How's the job search going? Well, I'm applying to work at some place called Inertubetv.com. Yeah, eyener-tube-tv.com. It's supposed to be innertube, but it's inertube. I saw the ad on craigslist and I went to the site, and I'm afraid to even give them my personal info, it looks so much like a phishing scam. They want to "Catch a Rising Inertubetv.com You Tube Star" (sic all across, of course), it says on the banner. My girlfriend and I repeat this around the apartment in gales of laughter. Inertubes!

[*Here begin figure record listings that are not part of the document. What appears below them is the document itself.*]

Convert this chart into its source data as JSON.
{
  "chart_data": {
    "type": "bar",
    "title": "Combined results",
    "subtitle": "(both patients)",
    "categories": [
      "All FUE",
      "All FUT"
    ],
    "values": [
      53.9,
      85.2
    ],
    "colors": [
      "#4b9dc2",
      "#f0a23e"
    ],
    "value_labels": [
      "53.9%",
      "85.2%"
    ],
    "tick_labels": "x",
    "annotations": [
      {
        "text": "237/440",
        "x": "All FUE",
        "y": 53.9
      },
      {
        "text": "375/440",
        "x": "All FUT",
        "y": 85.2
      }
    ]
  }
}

I look to see what their about page says, it says, "Imagine a viral innovative on-line Video News Magazine show in the genre of Access Hollywood or Entertainment Tonight with an edgy feel like TMZ and The Soup." I start imagining. It doesn't say that it is or will be this show, just asks you to imagine the possibility of one. I feel led on, like someone said "Imagine you're eating at Pizza Hut" and then just stopped. Like, OK, I'm imagining it. What else? It seems kind of unnecessary. Doesn't Tosh.0 or whatever Short Attention Span Theater (old) do this already?
But it's got this model to host, apparently. I can't tell from her head shot for sure, but she looks like she's got one of those short people heads. Which is OK. If she's short, she can interview Tom Cruise.

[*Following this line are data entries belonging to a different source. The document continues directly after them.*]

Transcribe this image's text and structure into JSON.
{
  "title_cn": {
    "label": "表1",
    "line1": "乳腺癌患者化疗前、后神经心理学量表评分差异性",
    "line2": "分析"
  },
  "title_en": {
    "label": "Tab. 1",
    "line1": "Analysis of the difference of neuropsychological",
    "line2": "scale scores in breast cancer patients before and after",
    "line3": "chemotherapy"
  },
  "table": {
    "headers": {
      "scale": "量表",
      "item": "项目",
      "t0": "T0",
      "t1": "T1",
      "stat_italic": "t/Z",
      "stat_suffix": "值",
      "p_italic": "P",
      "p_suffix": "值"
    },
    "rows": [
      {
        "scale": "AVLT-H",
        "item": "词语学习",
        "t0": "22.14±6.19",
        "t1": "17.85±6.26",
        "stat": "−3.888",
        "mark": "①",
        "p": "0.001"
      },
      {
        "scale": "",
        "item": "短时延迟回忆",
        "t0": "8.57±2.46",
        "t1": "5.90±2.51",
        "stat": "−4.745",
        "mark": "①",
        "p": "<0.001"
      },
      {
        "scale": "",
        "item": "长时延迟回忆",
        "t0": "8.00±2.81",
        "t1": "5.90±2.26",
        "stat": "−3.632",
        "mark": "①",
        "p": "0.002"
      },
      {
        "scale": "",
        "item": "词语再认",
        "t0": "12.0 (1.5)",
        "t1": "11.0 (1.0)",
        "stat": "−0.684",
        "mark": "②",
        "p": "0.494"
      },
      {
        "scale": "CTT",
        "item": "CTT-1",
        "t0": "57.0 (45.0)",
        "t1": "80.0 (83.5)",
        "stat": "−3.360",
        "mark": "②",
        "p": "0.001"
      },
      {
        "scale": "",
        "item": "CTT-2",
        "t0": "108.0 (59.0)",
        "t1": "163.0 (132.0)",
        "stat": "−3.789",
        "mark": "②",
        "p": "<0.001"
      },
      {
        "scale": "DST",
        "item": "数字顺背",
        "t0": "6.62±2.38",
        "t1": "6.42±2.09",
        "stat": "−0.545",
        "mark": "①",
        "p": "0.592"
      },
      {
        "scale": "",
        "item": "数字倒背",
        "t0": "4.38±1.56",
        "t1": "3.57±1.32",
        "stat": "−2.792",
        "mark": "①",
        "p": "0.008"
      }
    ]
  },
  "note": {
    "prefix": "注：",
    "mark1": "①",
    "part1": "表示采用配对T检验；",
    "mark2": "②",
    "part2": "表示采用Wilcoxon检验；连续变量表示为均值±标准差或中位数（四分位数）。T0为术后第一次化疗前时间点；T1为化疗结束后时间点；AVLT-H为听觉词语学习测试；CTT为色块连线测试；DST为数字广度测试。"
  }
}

They may be running some sort of battle of the bands, something they call Pressure Gauge, except on the logo, where they call it Pressure Guauge. It promises that there will be some voting and that one band out of the top 100 will be eligible for something on MTV at some point. This is probably like those homeopathic pills, you know, for colds, where they just figure that at some point, out of 100 bands, they'll end up on MTV anyway.
But the best part is The Garage, which is a hard word to spell and they get it right at least twice, so, you know, credit where credit is due. In The Garage, you're able to join the community and become a "tubber". Become a tubber on Inertube. Inertubetv.com. You can see why I don't want to even give these guys my address, right? The best case scenario has this as a honeypot for 4chan.
That's OK, though, I told Amy. Because the other place I applied was to be an insurance investigator, in that ongoing "If I just apply for everything I'm even mildly qualified for, someone will hire me accidentally and I can coast on that for at least a year" theory. I told them that I should be an investigator because I have good interview skills, I know how to fill out paperwork. I didn't tell them it was because I read a lot of mysteries and got called Encyclopedia Brown as a kid. "See, if the guy claimed that his accident happened in a canyon in the evening and he couldn't see because of the sun, I would know that it was coming from the west." I didn't tell them that I usually figure out the Poirot mysteries halfway through, because, you know, I didn't want to seem pretentious.
I figure I'd be killed on the job on the second or third day anyway. "I don't know sir, I don't think it looks like an accident at all. Of course I'll walk in front of you into the shed!"
I mean, I'm the kind of guy who'd apply for a job at Inertubetv.com. How bright could I be?